Credit worthiness and the availability of money are always of interest to the mortgage shopper. We will discuss, in brief, just how important your credit rating is.
The old saying “Cash is King” rings true when it comes to purchasing power. When banks and mortgage companies talk about borrowing power, the adage changes. Now “Credit is King”.
Your credit history plays an integral part in the underwriting process of a mortgage application. Consider credit an indication of the risk level associated with the application. If credit is poor, risk goes up. If credit is good, the lender will view the application with much less hesitation. This often directly correlates to what mortgage rates they will offer.
We have seen credit scores ranging from the mid 400s (FICO score) to the mid 800s. Since the recession in the United States kick-started a panic driven economy, we predicted that we would see scores drop across the North American board.

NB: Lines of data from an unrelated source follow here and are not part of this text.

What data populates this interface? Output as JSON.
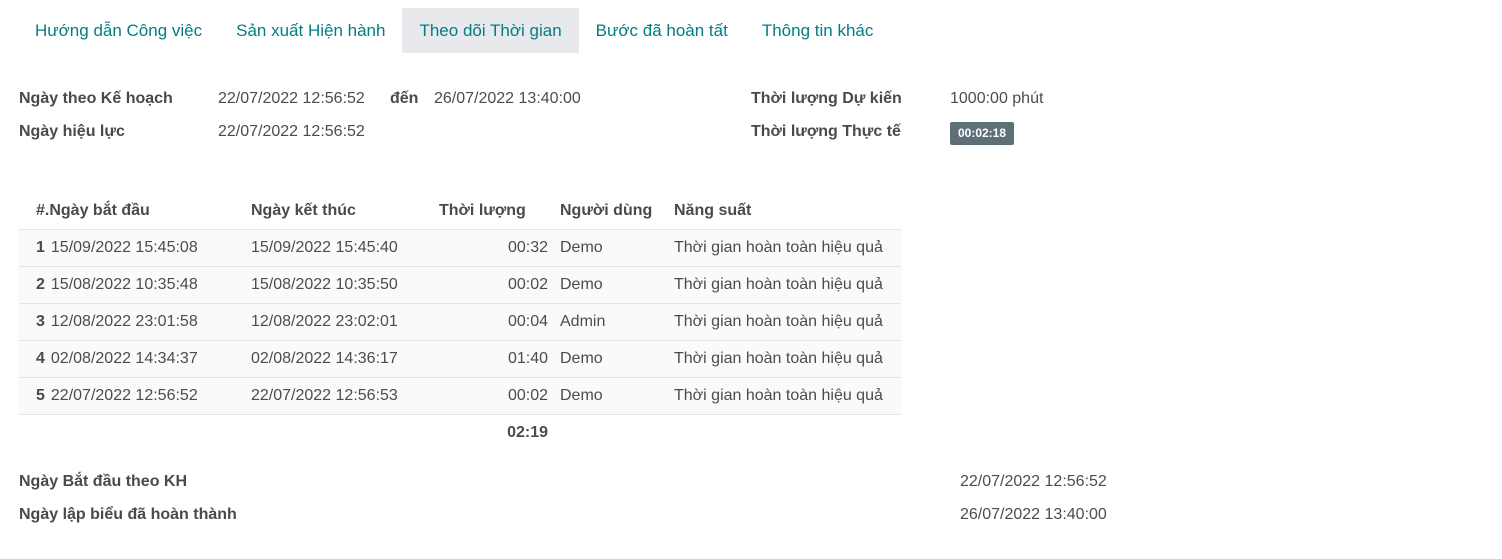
{
  "tabs": [
    {
      "label": "Hướng dẫn Công việc",
      "active": false
    },
    {
      "label": "Sản xuất Hiện hành",
      "active": false
    },
    {
      "label": "Theo dõi Thời gian",
      "active": true
    },
    {
      "label": "Bước đã hoàn tất",
      "active": false
    },
    {
      "label": "Thông tin khác",
      "active": false
    }
  ],
  "info": {
    "planned_label": "Ngày theo Kế hoạch",
    "planned_start": "22/07/2022 12:56:52",
    "to_label": "đến",
    "planned_end": "26/07/2022 13:40:00",
    "effective_label": "Ngày hiệu lực",
    "effective_value": "22/07/2022 12:56:52",
    "expected_duration_label": "Thời lượng Dự kiến",
    "expected_duration_value": "1000:00 phút",
    "real_duration_label": "Thời lượng Thực tế",
    "real_duration_value": "00:02:18"
  },
  "table": {
    "columns": [
      "#.Ngày bắt đầu",
      "Ngày kết thúc",
      "Thời lượng",
      "Người dùng",
      "Năng suất"
    ],
    "rows": [
      {
        "num": "1",
        "start": "15/09/2022 15:45:08",
        "end": "15/09/2022 15:45:40",
        "duration": "00:32",
        "user": "Demo",
        "productivity": "Thời gian hoàn toàn hiệu quả"
      },
      {
        "num": "2",
        "start": "15/08/2022 10:35:48",
        "end": "15/08/2022 10:35:50",
        "duration": "00:02",
        "user": "Demo",
        "productivity": "Thời gian hoàn toàn hiệu quả"
      },
      {
        "num": "3",
        "start": "12/08/2022 23:01:58",
        "end": "12/08/2022 23:02:01",
        "duration": "00:04",
        "user": "Admin",
        "productivity": "Thời gian hoàn toàn hiệu quả"
      },
      {
        "num": "4",
        "start": "02/08/2022 14:34:37",
        "end": "02/08/2022 14:36:17",
        "duration": "01:40",
        "user": "Demo",
        "productivity": "Thời gian hoàn toàn hiệu quả"
      },
      {
        "num": "5",
        "start": "22/07/2022 12:56:52",
        "end": "22/07/2022 12:56:53",
        "duration": "00:02",
        "user": "Demo",
        "productivity": "Thời gian hoàn toàn hiệu quả"
      }
    ],
    "total_duration": "02:19"
  },
  "footer": {
    "planned_start_label": "Ngày Bắt đầu theo KH",
    "planned_start_value": "22/07/2022 12:56:52",
    "sheet_done_label": "Ngày lập biểu đã hoàn thành",
    "sheet_done_value": "26/07/2022 13:40:00"
  }
}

This prediction rang true in the US, but in Canada credit scores only dropped marginally. Similarly, there was not a remarkable surge in pre-foreclosures or bankruptcy proceedings.
Americans, in general, carry a heavier debt load than do Canadians, and thankfully, conservative lending in Canada saved most of the nation’s residents from falling into this predicament.
Your credit is vital. We constantly stress to our clients, and to all Canadian consumers, that protecting and monitoring your credit score is just as imperative as attending your annual health checkup. Don’t assume everything is okay; check your own credit every six months.